The discovery, made during the final leg of the probe's 1.2-billion-mile journey and announced on Monday by NASA, suggests that water was common in the early solar system. "That is important because we are still trying to understand how planets form and evolve over time," Amy Simon, a scientist at NASA's Goddard Space Flight Center in Greenbelt, Maryland, and a member of the OSIRIS-REx team, told NBC News MACH in an email.
The discovery adds support to the idea that comets and ancient asteroids like Bennu could have brought water and possibly organic molecules to Earth, according to Simon. "Those components together are needed building blocks for life," she said. "It all ties together with understanding Earth's early history."
A roughly diamond-shaped object about 1,600 feet in diameter, Bennu is thought to be too small ever to have contained liquid water. But pieces of water molecules known as hydroxyls were detected within the clay that makes up the boulder-strewn asteroid. The pieces indicate that liquid water was present on the much larger asteroid that Bennu is believed to have broken away from in the distant past.
The discovery was made by the probe's OSIRIS-REx Visible and Infrared Spectrometer (OVIRS) and the OSIRIS-REx Thermal Emission Spectrometer (OTES). The instruments are designed to identify chemical compounds on the basis of the wavelengths of light they reflect, and they showed the distinctive "signature" of the watery minerals on Bennu. "It is seen in every spectrum, telling us that these minerals are spread all over the surface," Simon said.

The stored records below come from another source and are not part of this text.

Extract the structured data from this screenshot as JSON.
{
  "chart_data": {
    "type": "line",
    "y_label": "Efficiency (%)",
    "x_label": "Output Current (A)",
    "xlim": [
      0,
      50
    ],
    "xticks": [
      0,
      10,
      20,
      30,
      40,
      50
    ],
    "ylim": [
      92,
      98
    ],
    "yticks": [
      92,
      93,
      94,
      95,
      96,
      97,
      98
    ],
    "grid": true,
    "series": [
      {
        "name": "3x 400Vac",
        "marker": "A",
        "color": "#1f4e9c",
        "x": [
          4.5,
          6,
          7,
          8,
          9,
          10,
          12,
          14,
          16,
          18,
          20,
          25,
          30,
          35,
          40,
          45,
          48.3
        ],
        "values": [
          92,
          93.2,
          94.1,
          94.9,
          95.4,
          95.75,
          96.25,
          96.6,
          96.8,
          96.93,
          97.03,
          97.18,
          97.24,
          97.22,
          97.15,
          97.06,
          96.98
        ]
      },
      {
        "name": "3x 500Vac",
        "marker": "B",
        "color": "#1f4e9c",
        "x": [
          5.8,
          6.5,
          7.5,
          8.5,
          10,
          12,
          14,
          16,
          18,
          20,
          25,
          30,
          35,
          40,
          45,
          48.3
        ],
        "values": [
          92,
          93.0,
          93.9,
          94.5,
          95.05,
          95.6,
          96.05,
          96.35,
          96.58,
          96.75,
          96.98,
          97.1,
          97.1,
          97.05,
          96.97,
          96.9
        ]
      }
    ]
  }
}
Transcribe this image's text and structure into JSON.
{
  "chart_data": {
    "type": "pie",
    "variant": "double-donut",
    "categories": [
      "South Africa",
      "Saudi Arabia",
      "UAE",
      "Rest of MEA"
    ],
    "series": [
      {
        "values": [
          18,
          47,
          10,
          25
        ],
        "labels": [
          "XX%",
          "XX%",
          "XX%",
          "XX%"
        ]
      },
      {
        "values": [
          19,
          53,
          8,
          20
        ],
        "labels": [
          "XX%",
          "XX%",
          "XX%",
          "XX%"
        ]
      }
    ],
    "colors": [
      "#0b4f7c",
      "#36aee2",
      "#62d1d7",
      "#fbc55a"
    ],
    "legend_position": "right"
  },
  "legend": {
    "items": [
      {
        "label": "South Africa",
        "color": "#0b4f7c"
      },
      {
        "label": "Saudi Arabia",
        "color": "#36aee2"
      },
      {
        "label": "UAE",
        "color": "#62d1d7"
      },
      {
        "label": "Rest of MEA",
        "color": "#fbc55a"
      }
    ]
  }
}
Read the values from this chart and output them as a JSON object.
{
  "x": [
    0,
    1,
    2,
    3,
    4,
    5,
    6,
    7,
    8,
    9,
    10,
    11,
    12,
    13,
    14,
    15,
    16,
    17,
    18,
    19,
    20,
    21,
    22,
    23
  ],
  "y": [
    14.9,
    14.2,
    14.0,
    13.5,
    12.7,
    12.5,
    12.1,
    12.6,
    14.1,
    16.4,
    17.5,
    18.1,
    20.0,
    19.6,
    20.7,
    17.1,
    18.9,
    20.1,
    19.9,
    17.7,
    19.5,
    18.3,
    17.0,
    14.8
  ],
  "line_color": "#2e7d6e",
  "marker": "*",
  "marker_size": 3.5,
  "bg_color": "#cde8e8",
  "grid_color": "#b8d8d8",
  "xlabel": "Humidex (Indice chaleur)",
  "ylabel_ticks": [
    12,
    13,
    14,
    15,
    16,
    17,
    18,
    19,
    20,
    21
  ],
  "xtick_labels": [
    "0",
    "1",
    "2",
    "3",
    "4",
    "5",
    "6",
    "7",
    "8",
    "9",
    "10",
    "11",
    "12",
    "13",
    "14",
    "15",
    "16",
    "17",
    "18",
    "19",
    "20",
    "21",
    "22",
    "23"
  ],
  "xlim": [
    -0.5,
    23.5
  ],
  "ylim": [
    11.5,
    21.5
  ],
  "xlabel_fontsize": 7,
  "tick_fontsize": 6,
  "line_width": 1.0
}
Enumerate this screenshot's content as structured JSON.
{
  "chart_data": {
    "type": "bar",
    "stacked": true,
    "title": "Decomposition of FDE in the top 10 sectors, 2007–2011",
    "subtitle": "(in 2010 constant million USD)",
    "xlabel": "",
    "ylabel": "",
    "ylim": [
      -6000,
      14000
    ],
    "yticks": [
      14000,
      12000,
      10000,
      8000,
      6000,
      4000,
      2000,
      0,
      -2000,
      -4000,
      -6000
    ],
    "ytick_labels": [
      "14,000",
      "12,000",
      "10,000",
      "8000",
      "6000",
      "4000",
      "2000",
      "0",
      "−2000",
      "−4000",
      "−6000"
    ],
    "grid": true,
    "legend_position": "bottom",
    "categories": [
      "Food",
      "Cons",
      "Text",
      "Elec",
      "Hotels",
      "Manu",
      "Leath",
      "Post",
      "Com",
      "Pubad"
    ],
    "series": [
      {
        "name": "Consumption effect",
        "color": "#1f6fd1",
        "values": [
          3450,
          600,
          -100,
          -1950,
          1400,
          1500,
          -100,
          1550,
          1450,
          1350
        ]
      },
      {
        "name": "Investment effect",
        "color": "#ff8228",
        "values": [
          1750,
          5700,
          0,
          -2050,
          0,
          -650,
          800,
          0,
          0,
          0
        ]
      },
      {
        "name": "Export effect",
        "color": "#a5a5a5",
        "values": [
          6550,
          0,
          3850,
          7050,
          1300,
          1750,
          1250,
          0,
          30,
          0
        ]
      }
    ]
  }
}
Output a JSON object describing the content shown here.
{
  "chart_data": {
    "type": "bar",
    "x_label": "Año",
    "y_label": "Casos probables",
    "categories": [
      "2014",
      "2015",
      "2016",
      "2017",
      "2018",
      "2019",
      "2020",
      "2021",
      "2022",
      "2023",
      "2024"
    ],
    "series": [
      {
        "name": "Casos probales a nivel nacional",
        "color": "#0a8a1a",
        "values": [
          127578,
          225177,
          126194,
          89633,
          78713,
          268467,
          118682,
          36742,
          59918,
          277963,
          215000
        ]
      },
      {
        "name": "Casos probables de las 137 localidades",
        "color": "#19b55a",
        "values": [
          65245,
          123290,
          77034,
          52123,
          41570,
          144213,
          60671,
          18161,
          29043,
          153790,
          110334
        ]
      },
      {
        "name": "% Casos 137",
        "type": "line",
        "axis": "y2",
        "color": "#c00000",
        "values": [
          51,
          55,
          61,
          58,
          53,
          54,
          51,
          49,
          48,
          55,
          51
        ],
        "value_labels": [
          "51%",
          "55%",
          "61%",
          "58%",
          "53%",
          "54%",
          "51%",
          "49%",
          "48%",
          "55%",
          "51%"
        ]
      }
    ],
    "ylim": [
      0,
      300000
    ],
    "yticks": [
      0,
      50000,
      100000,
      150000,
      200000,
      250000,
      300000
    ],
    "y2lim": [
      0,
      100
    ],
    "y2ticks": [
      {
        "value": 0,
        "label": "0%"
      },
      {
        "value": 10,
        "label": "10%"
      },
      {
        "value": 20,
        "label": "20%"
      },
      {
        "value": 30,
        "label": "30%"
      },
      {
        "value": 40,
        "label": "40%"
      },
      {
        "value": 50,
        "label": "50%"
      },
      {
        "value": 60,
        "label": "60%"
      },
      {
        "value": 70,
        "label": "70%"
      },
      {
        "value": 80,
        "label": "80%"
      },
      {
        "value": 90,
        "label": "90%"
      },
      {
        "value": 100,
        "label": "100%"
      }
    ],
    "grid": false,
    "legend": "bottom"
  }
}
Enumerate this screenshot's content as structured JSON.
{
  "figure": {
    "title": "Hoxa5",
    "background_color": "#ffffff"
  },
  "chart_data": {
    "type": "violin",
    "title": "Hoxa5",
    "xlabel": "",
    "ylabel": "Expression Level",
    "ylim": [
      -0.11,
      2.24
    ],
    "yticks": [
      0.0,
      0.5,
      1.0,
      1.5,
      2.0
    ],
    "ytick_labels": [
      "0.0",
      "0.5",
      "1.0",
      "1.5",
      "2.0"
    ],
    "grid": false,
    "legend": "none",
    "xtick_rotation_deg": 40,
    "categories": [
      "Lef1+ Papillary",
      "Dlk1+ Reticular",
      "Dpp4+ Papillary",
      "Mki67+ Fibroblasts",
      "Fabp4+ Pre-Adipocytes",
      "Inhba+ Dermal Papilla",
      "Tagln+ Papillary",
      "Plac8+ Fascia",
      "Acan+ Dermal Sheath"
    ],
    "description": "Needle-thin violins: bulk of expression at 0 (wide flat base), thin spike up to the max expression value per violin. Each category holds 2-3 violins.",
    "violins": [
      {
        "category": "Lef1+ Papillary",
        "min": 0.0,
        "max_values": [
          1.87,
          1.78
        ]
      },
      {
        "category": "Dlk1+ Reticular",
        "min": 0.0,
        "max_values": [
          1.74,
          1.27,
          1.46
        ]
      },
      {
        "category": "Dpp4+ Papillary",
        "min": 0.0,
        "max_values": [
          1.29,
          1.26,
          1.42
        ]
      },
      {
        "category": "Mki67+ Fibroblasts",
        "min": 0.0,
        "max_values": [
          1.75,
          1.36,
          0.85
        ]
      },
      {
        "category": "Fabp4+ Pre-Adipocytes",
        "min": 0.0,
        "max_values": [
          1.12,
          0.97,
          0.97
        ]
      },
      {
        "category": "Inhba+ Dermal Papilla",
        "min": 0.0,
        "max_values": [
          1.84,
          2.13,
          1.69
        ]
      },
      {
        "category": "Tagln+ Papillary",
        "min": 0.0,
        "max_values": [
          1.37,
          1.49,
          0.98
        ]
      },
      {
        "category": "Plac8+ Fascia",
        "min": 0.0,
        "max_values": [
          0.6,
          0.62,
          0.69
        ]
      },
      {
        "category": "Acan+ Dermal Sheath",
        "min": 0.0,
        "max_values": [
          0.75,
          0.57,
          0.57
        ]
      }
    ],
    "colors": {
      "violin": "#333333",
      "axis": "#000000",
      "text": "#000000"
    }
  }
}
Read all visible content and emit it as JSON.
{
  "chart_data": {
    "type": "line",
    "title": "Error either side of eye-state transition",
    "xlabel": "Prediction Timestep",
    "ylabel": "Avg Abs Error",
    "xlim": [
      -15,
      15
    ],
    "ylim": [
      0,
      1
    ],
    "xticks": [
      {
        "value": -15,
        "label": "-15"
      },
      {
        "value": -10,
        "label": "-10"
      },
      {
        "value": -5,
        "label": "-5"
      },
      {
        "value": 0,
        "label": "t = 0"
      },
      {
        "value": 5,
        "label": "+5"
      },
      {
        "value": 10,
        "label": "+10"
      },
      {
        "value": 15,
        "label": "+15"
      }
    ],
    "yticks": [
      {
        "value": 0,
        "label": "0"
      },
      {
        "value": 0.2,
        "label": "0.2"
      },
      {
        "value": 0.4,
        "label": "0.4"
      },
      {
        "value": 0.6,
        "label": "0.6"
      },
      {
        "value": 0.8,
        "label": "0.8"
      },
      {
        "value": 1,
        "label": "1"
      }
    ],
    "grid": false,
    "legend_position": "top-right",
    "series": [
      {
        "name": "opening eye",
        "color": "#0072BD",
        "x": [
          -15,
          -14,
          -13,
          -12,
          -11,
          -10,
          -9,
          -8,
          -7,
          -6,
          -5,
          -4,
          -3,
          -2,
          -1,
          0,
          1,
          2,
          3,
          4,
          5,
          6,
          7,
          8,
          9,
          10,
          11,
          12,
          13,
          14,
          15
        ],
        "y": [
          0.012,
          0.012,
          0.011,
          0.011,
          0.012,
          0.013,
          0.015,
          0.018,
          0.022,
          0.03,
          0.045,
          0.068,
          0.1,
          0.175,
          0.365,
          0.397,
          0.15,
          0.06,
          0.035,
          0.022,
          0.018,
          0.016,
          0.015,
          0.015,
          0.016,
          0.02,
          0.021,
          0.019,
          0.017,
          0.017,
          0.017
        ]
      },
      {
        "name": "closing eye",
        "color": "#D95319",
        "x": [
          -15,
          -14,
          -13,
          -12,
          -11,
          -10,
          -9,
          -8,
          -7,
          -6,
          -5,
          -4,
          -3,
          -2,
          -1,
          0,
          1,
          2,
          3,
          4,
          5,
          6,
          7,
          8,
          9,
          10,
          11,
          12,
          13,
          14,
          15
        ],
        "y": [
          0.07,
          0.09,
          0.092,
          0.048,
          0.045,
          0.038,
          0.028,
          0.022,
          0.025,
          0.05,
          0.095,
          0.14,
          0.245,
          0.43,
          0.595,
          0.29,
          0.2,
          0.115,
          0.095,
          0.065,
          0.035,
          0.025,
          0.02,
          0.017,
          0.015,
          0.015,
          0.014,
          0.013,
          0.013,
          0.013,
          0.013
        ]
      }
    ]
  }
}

OSIRIS-REx — the $800-million mission's name is an acronym for "Origins, Spectral Interpretation, Resource Identification, Security - Regloith Explorer" — launched from Florida in 2016 and arrived at Bennu on Dec. 3.
Plans call for the spacecraft to spend about a year mapping the 1,600-foot-wide asteroid and then use its robotic arm to grab a tiny sample of its rocky soil (regolith) in 2020 and return it to Earth for study in 2023.
The space probe is now about 9 miles from the surface of Bennu, which itself is now about 73 million miles from Earth.
Bennu is classified as a "potentially hazardous" asteroid because there's a one-in-2,700-chance that it will collide with Earth in the 22nd century.